You know you’re getting old and becoming a poor insurance risk when you get a nice letter from your insurance company thanking you for your business, and letting you know, “Your current premium is guaranteed to remain the same for the first 10 years of your policy—through 6/17/2011.” However, “…if you choose to renew your policy in year 11 the premium will increase to $56,655!”You would think one of the actuarial accountants had suddenly burst into the accounting office waving a sheaf of papers with my name at the top and yelling to everyone within earshot that we’ve got to get rid of this client ASAP. I can imagine him saying, “So far, we’ve dodged the bullet with this policy holder, but it’s only a matter of time, maybe just weeks, before he kicks the bucket or kills himself in that stupid plane. We should never have offered him a policy.”
I would love to look at the specific spreadsheet used to develop my actuarial table. Does it note that my father died at age 43 of a massive heart attack? Does it mention that my mother died young as well from lung cancer? What about me? What does it say? “Client is mentally unstable, and easily driven to temper tantrums. He continues to lie on his renewal applications by indicating ‘brown hair’ when every photo we have shows him with a solid head of gray.”

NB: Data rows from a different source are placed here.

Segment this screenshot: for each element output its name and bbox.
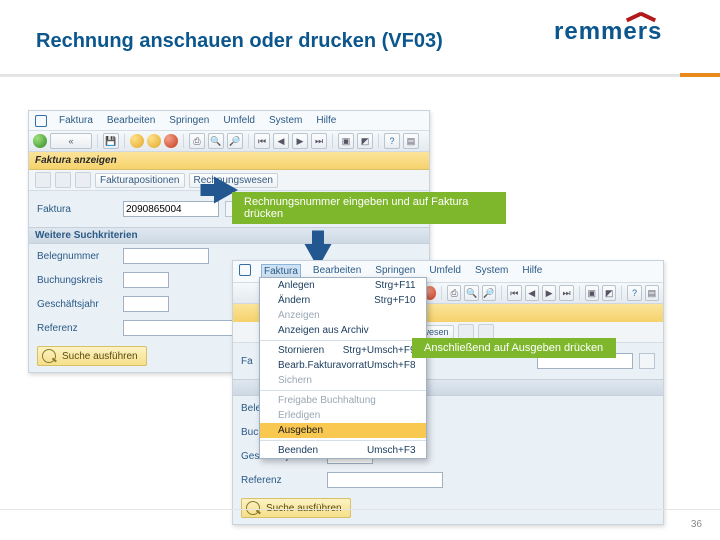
magnifier-icon [42, 349, 56, 363]
callout-step2: Anschließend auf Ausgeben drücken [412, 338, 616, 358]
menu-archiv[interactable]: Anzeigen aus Archiv [260, 323, 426, 338]
menu-sichern: Sichern [260, 373, 426, 388]
label-belegnummer: Belegnummer [37, 251, 117, 262]
edit-icon[interactable] [35, 172, 51, 188]
menu-anlegen[interactable]: AnlegenStrg+F11 [260, 278, 426, 293]
first-page-icon[interactable]: ⏮ [254, 133, 270, 149]
search-exec-button-1[interactable]: Suche ausführen [37, 346, 147, 366]
last-page-icon-2[interactable]: ⏭ [559, 285, 573, 301]
find-next-icon-2[interactable]: 🔎 [482, 285, 496, 301]
slide-title: Rechnung anschauen oder drucken (VF03) [36, 30, 443, 53]
input-referenz-2[interactable] [327, 472, 443, 488]
last-page-icon[interactable]: ⏭ [311, 133, 327, 149]
input-geschaeftsjahr[interactable] [123, 296, 169, 312]
menu-bearbeiten[interactable]: Bearbeiten [105, 114, 157, 127]
menu-system[interactable]: System [267, 114, 304, 127]
input-buchungskreis[interactable] [123, 272, 169, 288]
label-referenz: Referenz [37, 323, 117, 334]
print-icon[interactable]: ⎙ [189, 133, 205, 149]
menu-anzeigen: Anzeigen [260, 308, 426, 323]
layout-icon[interactable]: ▤ [403, 133, 419, 149]
help-icon[interactable]: ? [384, 133, 400, 149]
input-belegnummer[interactable] [123, 248, 209, 264]
prev-page-icon[interactable]: ◀ [273, 133, 289, 149]
brand-text: remmers [554, 18, 684, 46]
page-number: 36 [691, 519, 702, 530]
menu-erledigen: Erledigen [260, 408, 426, 423]
next-page-icon[interactable]: ▶ [292, 133, 308, 149]
menu-hilfe[interactable]: Hilfe [314, 114, 338, 127]
exit-icon[interactable] [147, 134, 161, 148]
menu-umfeld-2[interactable]: Umfeld [427, 264, 463, 279]
callout-step1: Rechnungsnummer eingeben und auf Faktura… [232, 192, 506, 224]
menu-umfeld[interactable]: Umfeld [221, 114, 257, 127]
label-buchungskreis: Buchungskreis [37, 275, 117, 286]
first-page-icon-2[interactable]: ⏮ [507, 285, 521, 301]
faktura-input[interactable] [123, 201, 219, 217]
menu-freigabe: Freigabe Buchhaltung [260, 393, 426, 408]
find-icon[interactable]: 🔍 [208, 133, 224, 149]
layout-icon-2[interactable]: ▤ [645, 285, 659, 301]
roof-icon [630, 12, 654, 24]
input-referenz[interactable] [123, 320, 239, 336]
footer-divider [0, 509, 720, 510]
find-icon-2[interactable]: 🔍 [464, 285, 478, 301]
back-icon[interactable] [130, 134, 144, 148]
help-icon-2[interactable]: ? [627, 285, 641, 301]
next-page-icon-2[interactable]: ▶ [542, 285, 556, 301]
new-session-icon[interactable]: ▣ [338, 133, 354, 149]
label-referenz-2: Referenz [241, 475, 321, 486]
toolbar-1: « 💾 ⎙ 🔍 🔎 ⏮ ◀ ▶ ⏭ ▣ ◩ ? ▤ [29, 131, 429, 152]
menu-beenden[interactable]: BeendenUmsch+F3 [260, 443, 426, 458]
faktura-label: Faktura [37, 204, 117, 215]
faktura-menu[interactable]: AnlegenStrg+F11 ÄndernStrg+F10 Anzeigen … [259, 277, 427, 459]
menubar-icon-2 [239, 264, 251, 276]
screen-title-1: Faktura anzeigen [29, 152, 429, 170]
menu-ausgeben[interactable]: Ausgeben [260, 423, 426, 438]
menu-stornieren[interactable]: StornierenStrg+Umsch+F9 [260, 343, 426, 358]
magnifier-icon-2 [246, 501, 260, 515]
accept-icon[interactable] [33, 134, 47, 148]
menu-springen[interactable]: Springen [167, 114, 211, 127]
list-icon[interactable] [75, 172, 91, 188]
fakturapositionen-button[interactable]: Fakturapositionen [95, 173, 185, 188]
nav-field[interactable]: « [50, 133, 92, 149]
brand-logo: remmers [554, 18, 684, 52]
search-help-icon-2[interactable] [639, 353, 655, 369]
label-geschaeftsjahr: Geschäftsjahr [37, 299, 117, 310]
doc-icon[interactable] [55, 172, 71, 188]
search-exec-label-2: Suche ausführen [266, 503, 342, 514]
menubar-icon [35, 114, 47, 127]
menubar-1: Faktura Bearbeiten Springen Umfeld Syste… [29, 111, 429, 131]
cancel-icon[interactable] [164, 134, 178, 148]
new-session-icon-2[interactable]: ▣ [585, 285, 599, 301]
sap-window-2: Faktura Bearbeiten Springen Umfeld Syste… [232, 260, 664, 525]
prev-page-icon-2[interactable]: ◀ [525, 285, 539, 301]
shortcut-icon[interactable]: ◩ [357, 133, 373, 149]
menu-aendern[interactable]: ÄndernStrg+F10 [260, 293, 426, 308]
menu-system-2[interactable]: System [473, 264, 510, 279]
title-divider [0, 74, 720, 77]
shortcut-icon-2[interactable]: ◩ [602, 285, 616, 301]
menu-hilfe-2[interactable]: Hilfe [520, 264, 544, 279]
menu-vorrat[interactable]: Bearb.FakturavorratUmsch+F8 [260, 358, 426, 373]
find-next-icon[interactable]: 🔎 [227, 133, 243, 149]
save-icon[interactable]: 💾 [103, 133, 119, 149]
section-weitere-1: Weitere Suchkriterien [29, 227, 429, 244]
search-exec-button-2[interactable]: Suche ausführen [241, 498, 351, 518]
print-icon-2[interactable]: ⎙ [447, 285, 461, 301]
search-exec-label: Suche ausführen [62, 351, 138, 362]
menu-faktura[interactable]: Faktura [57, 114, 95, 127]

Exactly how did they come up with precisely $56,655, I keep wondering? Why not round it to $57,000? Does it go to $95,000 at age 68? What about age 70? What would the premium be at that age? Of course, the worst date to spot on the table would be when the premium for my $1 million dollar policy reaches $1 million. That would be the date and time when their computers forecast I will die. Come to think of it, maybe I don’t want to see that printout.
Spreadsheets and Pricing
Talking about printouts, I am in the very early stages of analyzing the data submitted for the 2011-2012 Quick Printing Industry Study. Unfortunately, I am writing this April column in late February in order to meet publication deadlines. The deadline for the study has long passed, but as I write this column we still have a bit more than three weeks to go before reaching the March 7 deadline.
I must admit that I love working on the biennial pricing study. The spreadsheet I am currently working on contains more than 300 columns, most of which represent the answers for specific questions, while the remaining columns have been inserted in order to perform some secondary calculation like sales per employee, sales per DTP employee, sales per press operator, plus other columns used to measure increases or decreases in pricing for various products.
Half the fun of working on these types of studies is the challenge they present in being able to take a myriad of data that includes many outliers and inadvertent errors and converting that information into an accurate and useful document on industry pricing. It ain’t easy, but it is fun.
I used a common sense formula this time to help me spot surveys in which participants completed only small portions of the survey in order to qualify for a free copy of the study. Using the “CountA” function, I totaled the number of cells in each row that contained either text or numbers and compared that against the number of cells left blank. If a company failed to provide answers for 40% or more of the questions we asked, they didn’t qualify for a free study.
Another function I use is “conditional formatting.” This function allows me to apply a specific background color to a cell or highlight the entry itself, based upon one or more conditions I establish. As an example, I used this formatting tool to highlight any price within a column that was less than or greater than a percent of the calculated median for that question. By highlighting those questionable cells, I can then examine the entries more closely and determine whether that entry needs to be deleted.